TMP_70mb           (time, y, x) float32 ...
TMP_50mb           (time, y, x) float32 ...
var0_1_194_1000mb  (time, y, x) float32 ...
var0_1_194_975mb   (time, y, x) float32 ...
...
var0_1_194_70mb    (time, y, x) float32 ...
var0_1_194_50mb    (time, y, x) float32 ...
RH_1000mb          (time, y, x) float32 ...
RH_975mb           (time, y, x) float32 ...
...
RH_70mb            (time, y, x) float32 ...
RH_50mb            (time, y, x) float32 ...
Attributes:
Conventions:          CF-1.0
History:              created by wgrib2
GRIB2_grid_template:  30

Solution

  • Notice that the metpy_crs identified in your dataset from .metpy.parse_cf() is given as Projection: latitude_longitude, which is not correct, as your dataset has 2D latitude/longitude coordinates with 1D y/x coordinates in a projected grid space.
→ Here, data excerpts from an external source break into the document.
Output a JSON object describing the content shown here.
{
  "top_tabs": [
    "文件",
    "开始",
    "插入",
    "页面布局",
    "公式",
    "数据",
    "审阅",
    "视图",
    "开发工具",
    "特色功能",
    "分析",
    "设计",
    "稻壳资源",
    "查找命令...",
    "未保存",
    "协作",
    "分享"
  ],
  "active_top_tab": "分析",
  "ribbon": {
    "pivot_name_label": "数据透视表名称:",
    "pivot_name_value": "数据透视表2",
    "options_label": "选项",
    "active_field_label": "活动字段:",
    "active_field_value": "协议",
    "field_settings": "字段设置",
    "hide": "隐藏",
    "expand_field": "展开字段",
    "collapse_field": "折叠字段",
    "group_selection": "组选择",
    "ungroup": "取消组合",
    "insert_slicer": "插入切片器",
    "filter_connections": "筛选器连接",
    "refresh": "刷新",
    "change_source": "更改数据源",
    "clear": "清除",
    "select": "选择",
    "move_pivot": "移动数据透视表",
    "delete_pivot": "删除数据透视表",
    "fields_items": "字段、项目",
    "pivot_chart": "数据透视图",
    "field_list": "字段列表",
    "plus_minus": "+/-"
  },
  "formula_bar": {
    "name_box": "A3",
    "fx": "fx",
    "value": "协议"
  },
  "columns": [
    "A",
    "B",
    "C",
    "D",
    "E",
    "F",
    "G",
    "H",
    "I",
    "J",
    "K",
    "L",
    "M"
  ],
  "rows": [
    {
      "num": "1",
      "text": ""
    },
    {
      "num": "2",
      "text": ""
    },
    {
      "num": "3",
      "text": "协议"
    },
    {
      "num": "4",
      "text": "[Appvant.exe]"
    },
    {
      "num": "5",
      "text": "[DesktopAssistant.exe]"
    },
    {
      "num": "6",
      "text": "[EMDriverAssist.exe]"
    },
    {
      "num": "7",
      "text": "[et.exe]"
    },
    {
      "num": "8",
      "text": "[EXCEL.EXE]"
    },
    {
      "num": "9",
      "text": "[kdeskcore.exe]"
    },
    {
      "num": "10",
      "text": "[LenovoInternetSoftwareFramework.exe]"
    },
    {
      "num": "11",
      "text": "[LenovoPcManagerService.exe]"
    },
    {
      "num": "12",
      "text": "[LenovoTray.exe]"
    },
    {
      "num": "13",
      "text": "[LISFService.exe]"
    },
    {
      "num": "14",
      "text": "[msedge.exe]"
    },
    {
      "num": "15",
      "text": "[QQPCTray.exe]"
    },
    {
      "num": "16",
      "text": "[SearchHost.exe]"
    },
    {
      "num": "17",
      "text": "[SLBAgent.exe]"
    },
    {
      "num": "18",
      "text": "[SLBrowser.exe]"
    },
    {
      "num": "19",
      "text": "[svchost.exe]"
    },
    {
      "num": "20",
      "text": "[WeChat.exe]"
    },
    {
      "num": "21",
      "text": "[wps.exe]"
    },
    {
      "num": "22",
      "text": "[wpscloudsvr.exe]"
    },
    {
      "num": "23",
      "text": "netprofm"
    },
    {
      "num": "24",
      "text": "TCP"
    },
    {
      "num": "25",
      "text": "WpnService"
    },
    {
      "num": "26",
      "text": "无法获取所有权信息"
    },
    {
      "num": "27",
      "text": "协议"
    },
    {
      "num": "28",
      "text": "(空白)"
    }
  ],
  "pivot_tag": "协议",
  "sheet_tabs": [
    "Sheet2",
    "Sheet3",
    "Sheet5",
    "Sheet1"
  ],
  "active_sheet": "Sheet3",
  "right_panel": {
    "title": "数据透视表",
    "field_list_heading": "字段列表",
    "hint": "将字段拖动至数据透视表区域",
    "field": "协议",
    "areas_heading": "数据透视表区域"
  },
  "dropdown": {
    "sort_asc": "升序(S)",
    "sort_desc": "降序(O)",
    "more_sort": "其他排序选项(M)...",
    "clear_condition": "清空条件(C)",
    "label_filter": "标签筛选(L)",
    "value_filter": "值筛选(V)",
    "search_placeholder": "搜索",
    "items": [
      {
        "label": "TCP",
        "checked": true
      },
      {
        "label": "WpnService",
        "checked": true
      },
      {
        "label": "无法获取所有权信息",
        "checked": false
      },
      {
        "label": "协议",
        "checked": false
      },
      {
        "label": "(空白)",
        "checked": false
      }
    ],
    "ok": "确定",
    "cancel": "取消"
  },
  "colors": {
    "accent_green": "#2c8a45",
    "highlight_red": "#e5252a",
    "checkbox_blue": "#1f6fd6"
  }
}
This is likely triggered by your dataset's metadata not being CF-compliant. At it is now, because of this, MetPy is treating your x coordinate as if it were longitude and y as if it were latitude (notice the ranges in those coordinates), even though they are not. The outcome here is definitely far from ideal (no error message or anything), so I'd recommend submitting an issue on MetPy's issue tracker.

    To directly fix your issue, you will need to manually specify the CRS/projection of your data. To do so (in MetPy v1.0 and later), use the assign_crs method on MetPy's Dataset accessor instead of using parse_cf (which only works for CF-compliant datasets).